Communities that have exhausted every conservative avenue for being heard, that have voted, marched, written to politicians and participated in protests or appealed to the courts have all hit the same brick wall. Every time, the NSW State Government responds by backing the industry. Even when the tiny town of Bulga beat the mining companies twice in court, the state government simply changed the legislation in favour of the mining companies.
Defiant in their stand Metgasco had originally planned to commence drill site preparation at Bentley in early April, with drilling operations to follow, but have since announced that there would be delays to drilling due to rain in Queensland.
The State Government
The NSW State Government is facing its own demons as the findings of the Independent Commission Against Corruption (ICAC) continue to reveal trails of lies, corruption and deceit.
The NSW State Government is riddled with corruption as the Independent Commission Against Corruption has revealed. Both the Labor, Liberal and National parties have been shown to be captured by vested interests in the form of the mining industry and other developers and finally we are seeing exactly who has been running the State – and why gas and coal licenses have been granted and renewed with no regard to community consultation or environmental safety.
Metgasco’s links to NSW politicians have not been explored yet but it is well known that the son of the Lismore Nationals MP Thomas George is employed by Metgasco in a senior role and that Metgasco employed Mr Richard Shields a former senior office holder with the NSW Liberal party as a public relations advisor during 2012/13. Mr Chris Hartcher renewed Metgasco’s current petroleum exploration license when he was Energy Minister but links to corruption, revealed by ICAC, have since seen him forced to stand down. So, beyond the quest for tight sands gas, questions abound as to the legitimacy of the licence.
Government Ministers have been refusing to visit the blockade to chat to the community instead repeatedly branding the broad and educated group as ‘extremists’.
The future of the blockade and quashing of the protest
The blockade, which regularly has one to two thousand people attending its early dawn vigils has remained a peaceful and positive community affair. Many of the people at Bentley and from the surrounding areas have never joined a protest before, let alone a blockade and so are being educated in protesting and non-violent direct action.
The emergence of the blockade is not just a response against the imposition of a mining company either – it embodies a far greater sentiment, that of citizens unifying against an unjust and corrupt Government that repeatedly supports the mining industry. The Bentley blockade is a stand against a democracy in crisis.
It has now been confirmed that approximately 700+ riot police are likely to descend on the Bentley area to break the blockade and enforce access to the drill site for Metgasco on or around Monday 19th May.

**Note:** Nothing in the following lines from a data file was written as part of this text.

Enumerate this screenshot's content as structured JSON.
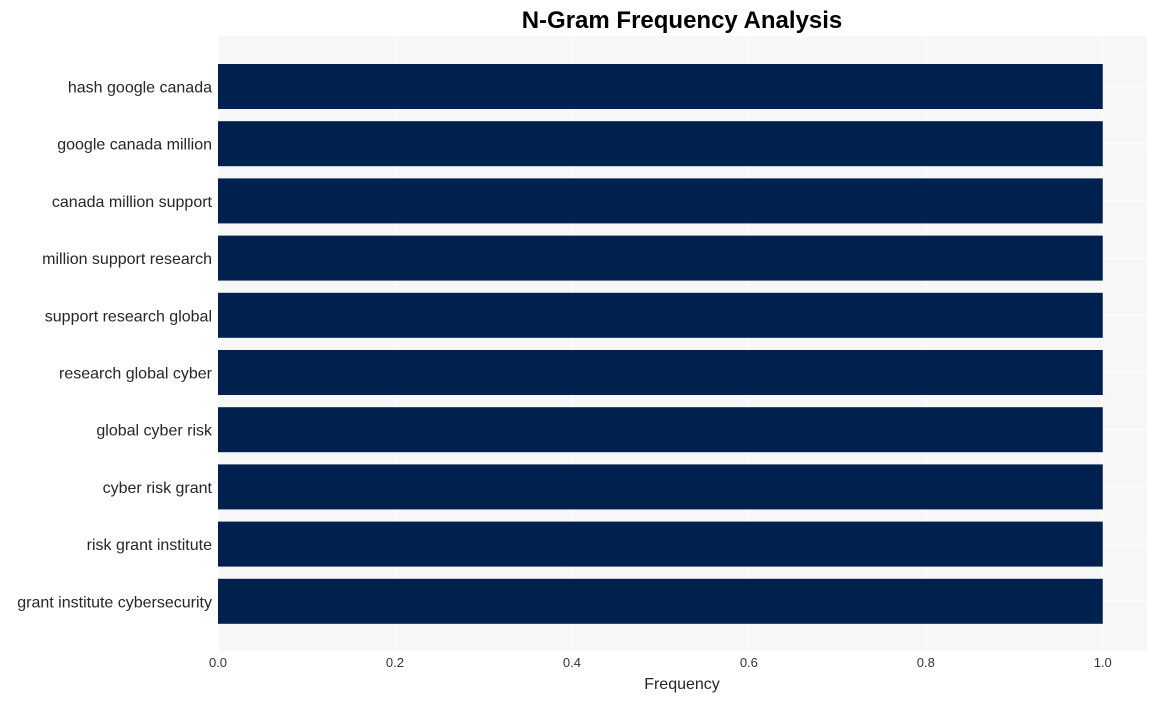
{
  "chart_data": {
    "type": "bar",
    "orientation": "horizontal",
    "title": "N-Gram Frequency Analysis",
    "xlabel": "Frequency",
    "ylabel": "",
    "categories": [
      "hash google canada",
      "google canada million",
      "canada million support",
      "million support research",
      "support research global",
      "research global cyber",
      "global cyber risk",
      "cyber risk grant",
      "risk grant institute",
      "grant institute cybersecurity"
    ],
    "values": [
      1,
      1,
      1,
      1,
      1,
      1,
      1,
      1,
      1,
      1
    ],
    "xlim": [
      0,
      1.05
    ],
    "xticks": [
      0.0,
      0.2,
      0.4,
      0.6,
      0.8,
      1.0
    ],
    "xtick_labels": [
      "0.0",
      "0.2",
      "0.4",
      "0.6",
      "0.8",
      "1.0"
    ],
    "grid": true,
    "legend": "none",
    "colors": {
      "bar": "#00214e",
      "plot_background": "#f7f7f7",
      "grid": "#ffffff"
    }
  }
}
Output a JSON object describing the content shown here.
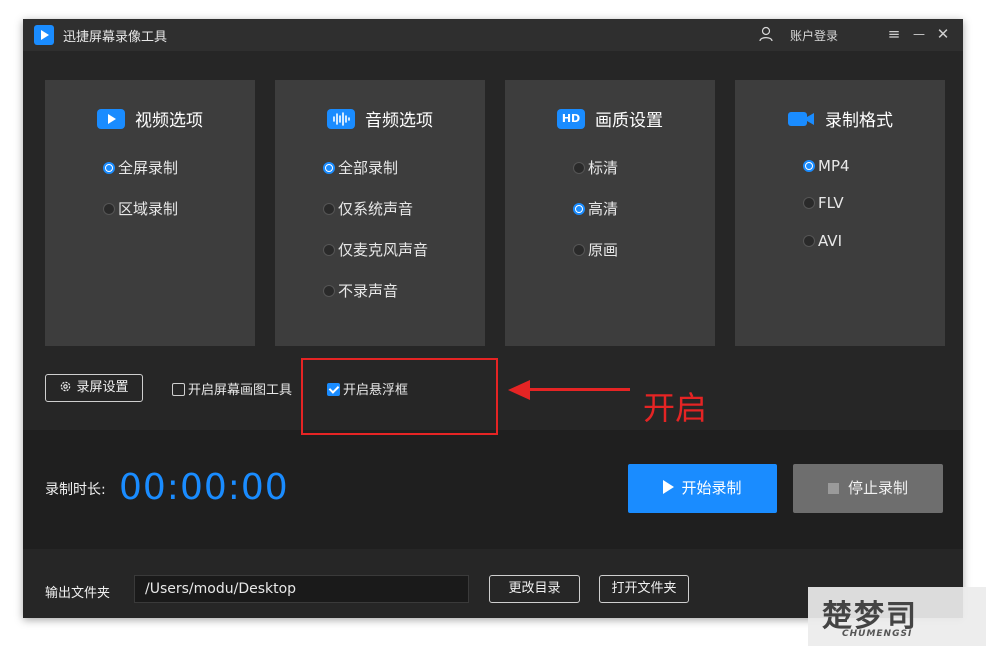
{
  "titlebar": {
    "app_title": "迅捷屏幕录像工具",
    "login_label": "账户登录",
    "menu_icon": "≡",
    "minimize_icon": "—",
    "close_icon": "✕"
  },
  "cards": [
    {
      "title": "视频选项",
      "icon": "video-play-icon",
      "options": [
        {
          "label": "全屏录制",
          "selected": true
        },
        {
          "label": "区域录制",
          "selected": false
        }
      ]
    },
    {
      "title": "音频选项",
      "icon": "sound-wave-icon",
      "options": [
        {
          "label": "全部录制",
          "selected": true
        },
        {
          "label": "仅系统声音",
          "selected": false
        },
        {
          "label": "仅麦克风声音",
          "selected": false
        },
        {
          "label": "不录声音",
          "selected": false
        }
      ]
    },
    {
      "title": "画质设置",
      "icon": "hd-icon",
      "icon_text": "HD",
      "options": [
        {
          "label": "标清",
          "selected": false
        },
        {
          "label": "高清",
          "selected": true
        },
        {
          "label": "原画",
          "selected": false
        }
      ]
    },
    {
      "title": "录制格式",
      "icon": "camera-icon",
      "options": [
        {
          "label": "MP4",
          "selected": true
        },
        {
          "label": "FLV",
          "selected": false
        },
        {
          "label": "AVI",
          "selected": false
        }
      ]
    }
  ],
  "options_row": {
    "settings_button": "录屏设置",
    "draw_tool": {
      "label": "开启屏幕画图工具",
      "checked": false
    },
    "float_window": {
      "label": "开启悬浮框",
      "checked": true
    }
  },
  "annotation": {
    "text": "开启"
  },
  "record": {
    "duration_label": "录制时长:",
    "timer": "00:00:00",
    "start_button": "开始录制",
    "stop_button": "停止录制"
  },
  "output": {
    "label": "输出文件夹",
    "path": "/Users/modu/Desktop",
    "change_dir_button": "更改目录",
    "open_folder_button": "打开文件夹"
  },
  "watermark": {
    "main": "楚梦司",
    "sub": "CHUMENGSI"
  },
  "colors": {
    "accent": "#1a8cff",
    "annotation_red": "#e52424",
    "panel": "#3d3d3d",
    "background": "#262626"
  }
}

The community feels this to be both unnecessary and an absolute breach of their democratic right to express their opposition to this toxic industry.

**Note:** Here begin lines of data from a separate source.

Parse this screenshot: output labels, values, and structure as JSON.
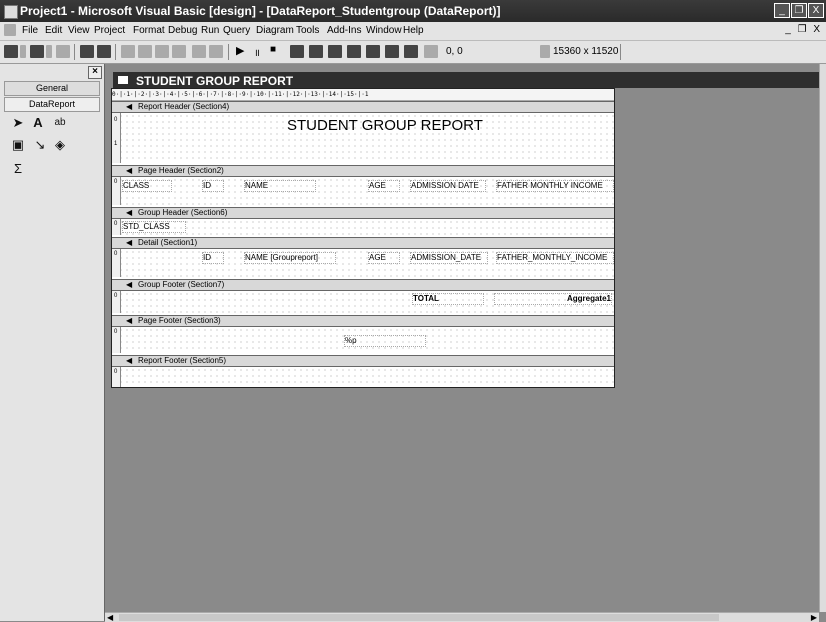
{
  "window": {
    "title": "Project1 - Microsoft Visual Basic [design] - [DataReport_Studentgroup (DataReport)]",
    "controls": [
      "_",
      "❐",
      "X"
    ]
  },
  "menu": {
    "items": [
      "File",
      "Edit",
      "View",
      "Project",
      "Format",
      "Debug",
      "Run",
      "Query",
      "Diagram",
      "Tools",
      "Add-Ins",
      "Window",
      "Help"
    ],
    "mdi_controls": "_ ❐ X"
  },
  "toolbar": {
    "position": "0, 0",
    "size": "15360 x 11520"
  },
  "toolbox": {
    "tabs": [
      "General",
      "DataReport"
    ],
    "tools": [
      "pointer-icon",
      "label-icon",
      "textbox-icon",
      "image-icon",
      "line-icon",
      "shape-icon",
      "function-icon"
    ]
  },
  "designer": {
    "window_title": "STUDENT GROUP REPORT",
    "ruler": "0·|·1·|·2·|·3·|·4·|·5·|·6·|·7·|·8·|·9·|·10·|·11·|·12·|·13·|·14·|·15·|·1",
    "sections": {
      "report_header": "Report Header (Section4)",
      "page_header": "Page Header (Section2)",
      "group_header": "Group Header (Section6)",
      "detail": "Detail (Section1)",
      "group_footer": "Group Footer (Section7)",
      "page_footer": "Page Footer (Section3)",
      "report_footer": "Report Footer (Section5)"
    },
    "report_title": "STUDENT GROUP REPORT",
    "page_header_fields": [
      "CLASS",
      "ID",
      "NAME",
      "AGE",
      "ADMISSION DATE",
      "FATHER MONTHLY INCOME"
    ],
    "group_header_field": "STD_CLASS",
    "detail_fields": [
      "ID",
      "NAME [Groupreport]",
      "AGE",
      "ADMISSION_DATE",
      "FATHER_MONTHLY_INCOME"
    ],
    "group_footer_total": "TOTAL",
    "group_footer_aggregate": "Aggregate1",
    "page_footer_field": "%p"
  }
}
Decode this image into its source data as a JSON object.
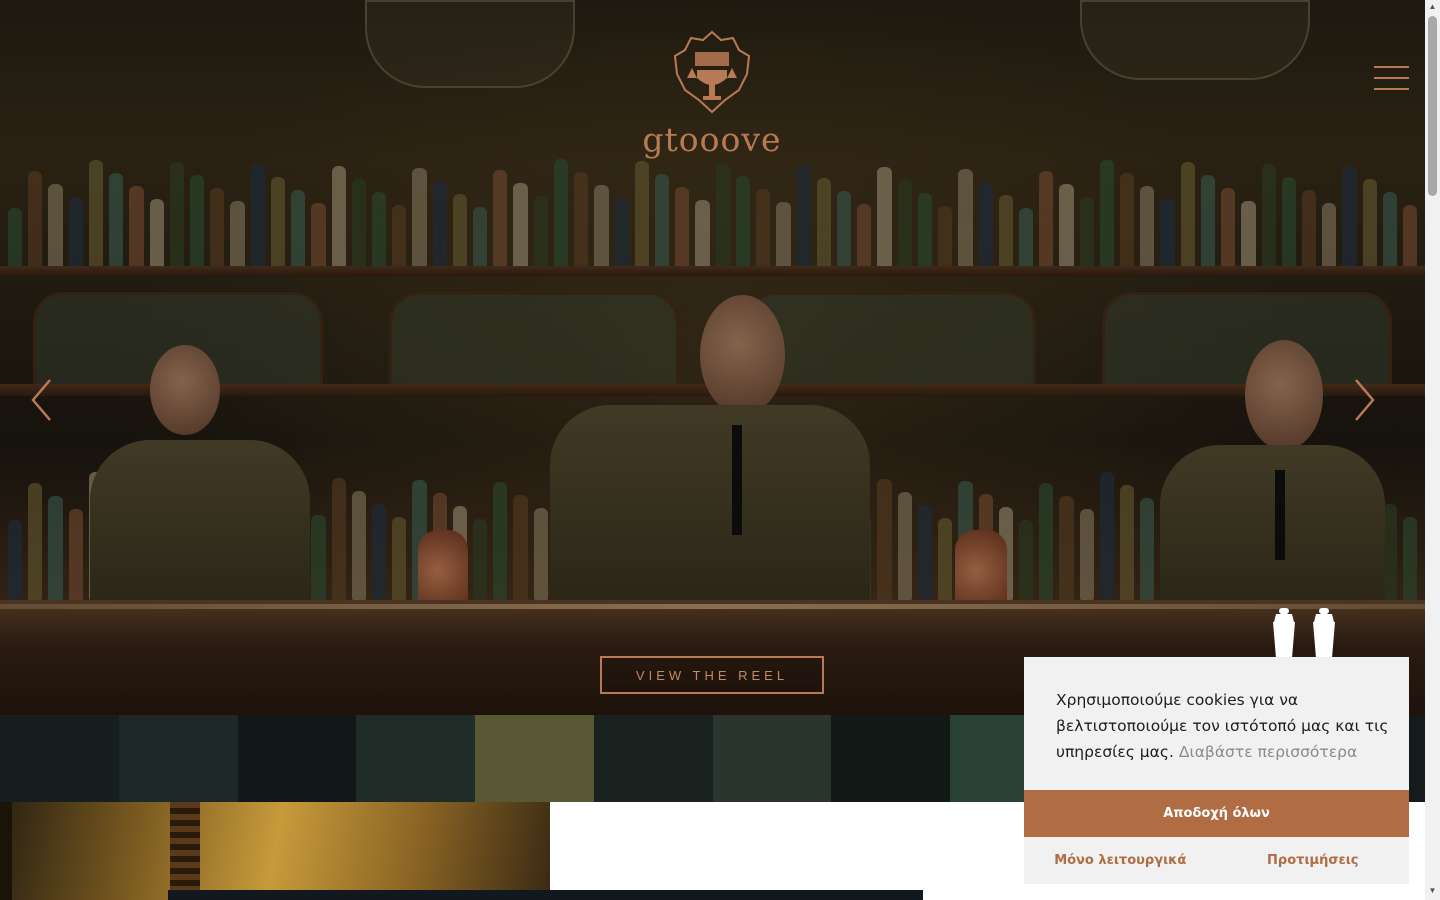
{
  "brand": {
    "name": "gtooove",
    "accent": "#b87a55",
    "button_color": "#b06d44"
  },
  "hero": {
    "cta_label": "VIEW THE REEL",
    "prev_icon": "chevron-left-icon",
    "next_icon": "chevron-right-icon",
    "menu_icon": "hamburger-icon"
  },
  "cookie_banner": {
    "message": "Χρησιμοποιούμε cookies για να βελτιστοποιούμε τον ιστότοπό μας και τις υπηρεσίες μας.",
    "learn_more": "Διαβάστε περισσότερα",
    "accept_all": "Αποδοχή όλων",
    "functional_only": "Μόνο λειτουργικά",
    "preferences": "Προτιμήσεις",
    "icon": "cocktail-shaker-icon"
  }
}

Given the state of the NSW Government it is no wonder that formerly conservative communities all over the State have reached the same conclusion – there is nothing left than community-led non-violent direct action.”
Whether the Government backs down first or whether they choose to support Metgasco and send an invasion force for the blockade to peacefully absorb, Bentley has already earned its place as a great stand for democracy in Australia.